Another mass-market application of MycoTechnology, that I find potential in is a bitter blocker that can help produce chocolate that is actually healthier. It can reduce the amount of sugar you need to make chocolate sweet—yes please—with half the sugar typically needed to block the natural bitterness.
Impacting Food Waste
In addition to enhancing the taste and improving the nutrition of existing foods, MycoTechnology is addressing the nearly 40% of the food that’s produced every year that is wasted. “Instead of getting thrown in the trash, we use food waste and extract sugars from it to grow mushroom based protein,” he says. The chemistry is pretty simple. “You need carbon and an energy source like sugar, and you need nitrogen. An inexpensive carbon source is critical to really grow these organisms in a very high volume way. You’re not talking about just eliminating food waste, you’re saying take byproducts of food manufacturing and use it to make other things.”
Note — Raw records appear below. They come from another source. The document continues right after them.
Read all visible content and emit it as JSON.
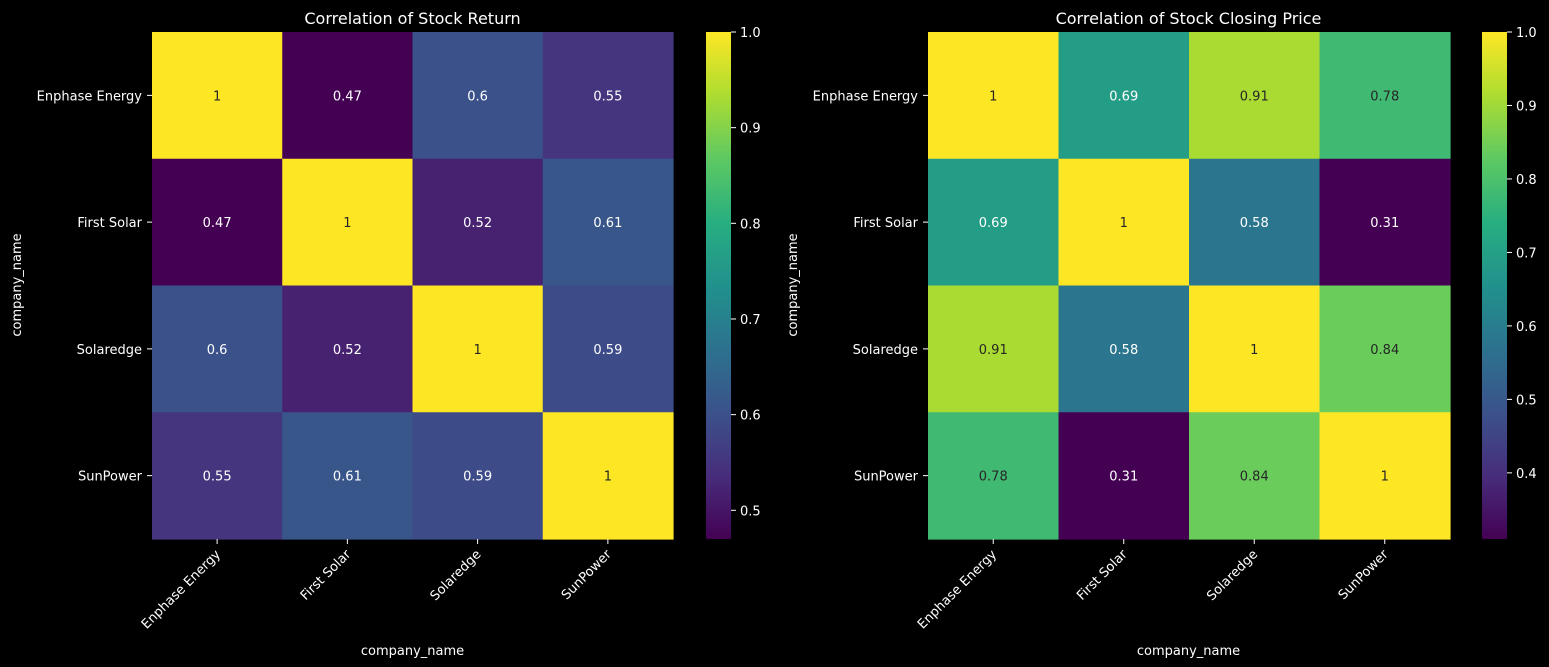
{
  "chart_data": [
    {
      "type": "heatmap",
      "title": "Correlation of Stock Return",
      "xlabel": "company_name",
      "ylabel": "company_name",
      "x_categories": [
        "Enphase Energy",
        "First Solar",
        "Solaredge",
        "SunPower"
      ],
      "y_categories": [
        "Enphase Energy",
        "First Solar",
        "Solaredge",
        "SunPower"
      ],
      "values": [
        [
          1,
          0.47,
          0.6,
          0.55
        ],
        [
          0.47,
          1,
          0.52,
          0.61
        ],
        [
          0.6,
          0.52,
          1,
          0.59
        ],
        [
          0.55,
          0.61,
          0.59,
          1
        ]
      ],
      "labels": [
        [
          "1",
          "0.47",
          "0.6",
          "0.55"
        ],
        [
          "0.47",
          "1",
          "0.52",
          "0.61"
        ],
        [
          "0.6",
          "0.52",
          "1",
          "0.59"
        ],
        [
          "0.55",
          "0.61",
          "0.59",
          "1"
        ]
      ],
      "colormap": "viridis",
      "colorbar_range": [
        0.47,
        1
      ],
      "colorbar_ticks": [
        0.5,
        0.6,
        0.7,
        0.8,
        0.9,
        1.0
      ],
      "colorbar_tick_labels": [
        "0.5",
        "0.6",
        "0.7",
        "0.8",
        "0.9",
        "1.0"
      ]
    },
    {
      "type": "heatmap",
      "title": "Correlation of Stock Closing Price",
      "xlabel": "company_name",
      "ylabel": "company_name",
      "x_categories": [
        "Enphase Energy",
        "First Solar",
        "Solaredge",
        "SunPower"
      ],
      "y_categories": [
        "Enphase Energy",
        "First Solar",
        "Solaredge",
        "SunPower"
      ],
      "values": [
        [
          1,
          0.69,
          0.91,
          0.78
        ],
        [
          0.69,
          1,
          0.58,
          0.31
        ],
        [
          0.91,
          0.58,
          1,
          0.84
        ],
        [
          0.78,
          0.31,
          0.84,
          1
        ]
      ],
      "labels": [
        [
          "1",
          "0.69",
          "0.91",
          "0.78"
        ],
        [
          "0.69",
          "1",
          "0.58",
          "0.31"
        ],
        [
          "0.91",
          "0.58",
          "1",
          "0.84"
        ],
        [
          "0.78",
          "0.31",
          "0.84",
          "1"
        ]
      ],
      "colormap": "viridis",
      "colorbar_range": [
        0.31,
        1
      ],
      "colorbar_ticks": [
        0.4,
        0.5,
        0.6,
        0.7,
        0.8,
        0.9,
        1.0
      ],
      "colorbar_tick_labels": [
        "0.4",
        "0.5",
        "0.6",
        "0.7",
        "0.8",
        "0.9",
        "1.0"
      ]
    }
  ]
}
As cool and sustainable as all of this is, Alan recounts how VCs at first were hesitant. They didn’t want to invest in anything involving steel on the ground. Thankfully that has changed in the 9 years the company has been in business. We have seen the VC, PE and CVC communities rally around food the industry, funding competitive companies like Quorn and Enough—and targeting all the categories that feed the global food, health and wellness ecosystems.
Food as Medicine
Perhaps the biggest potential in my mind is when we stop just trying to replicate a meat, chicken or fish experience and create something fundamentally new. Alan takes it a step further to thinking of food as a healer. “Rather than taking a multivitamin that your body can’t really absorb that well, what if you eat a nutrition dense food that delivers those benefits.” Mushrooms, with their anti inflammatory antioxidants that have been know to improve cognitive abilities may be just the ticket. “There’s all kinds of interesting compounds that could be blended in different combinations to an additive food to create truly food as medicine.”
What’s Next in the Future of Food
I appreciate leaders who understand what got them to where they are is not what they need next. To impact global food supply chains you must think big and have a plan that scales beyond known capabilities—with speed and agility.
MycoTechnology stared out by creating a food processing platform that used mushroom mycelia to create novel new foods. Now their development is moving to mushroom based protein, derived from products that would go to waste. They are also developing new lines, like a honey truffle sweetener, the first new natural high intensity sweetener in 30 years—that has no calories, no aftertaste, and apparently is a thousand times sweeter than sugar! What’s next is the exploration of the compounds. To be at scale with speed, you need high throughput screening methods that can collapse the time it takes to evaluate compounds—which can then produce methods and processes to produce the industrial quantities the world needs.
“As the population grows we’re going to need every form of protein we can produce, whether it’s animal based, plant base, cultured, mushroom. I’m excited to really contribute to the solutions out there of how we feed everybody and do it in a way that really meets people’s tastes.” To scale this promise, we will need to continue to fund hundreds (and then thousands) of organizations that can bring together new products, technologies and partnerships to scale the next generation of the global food supply.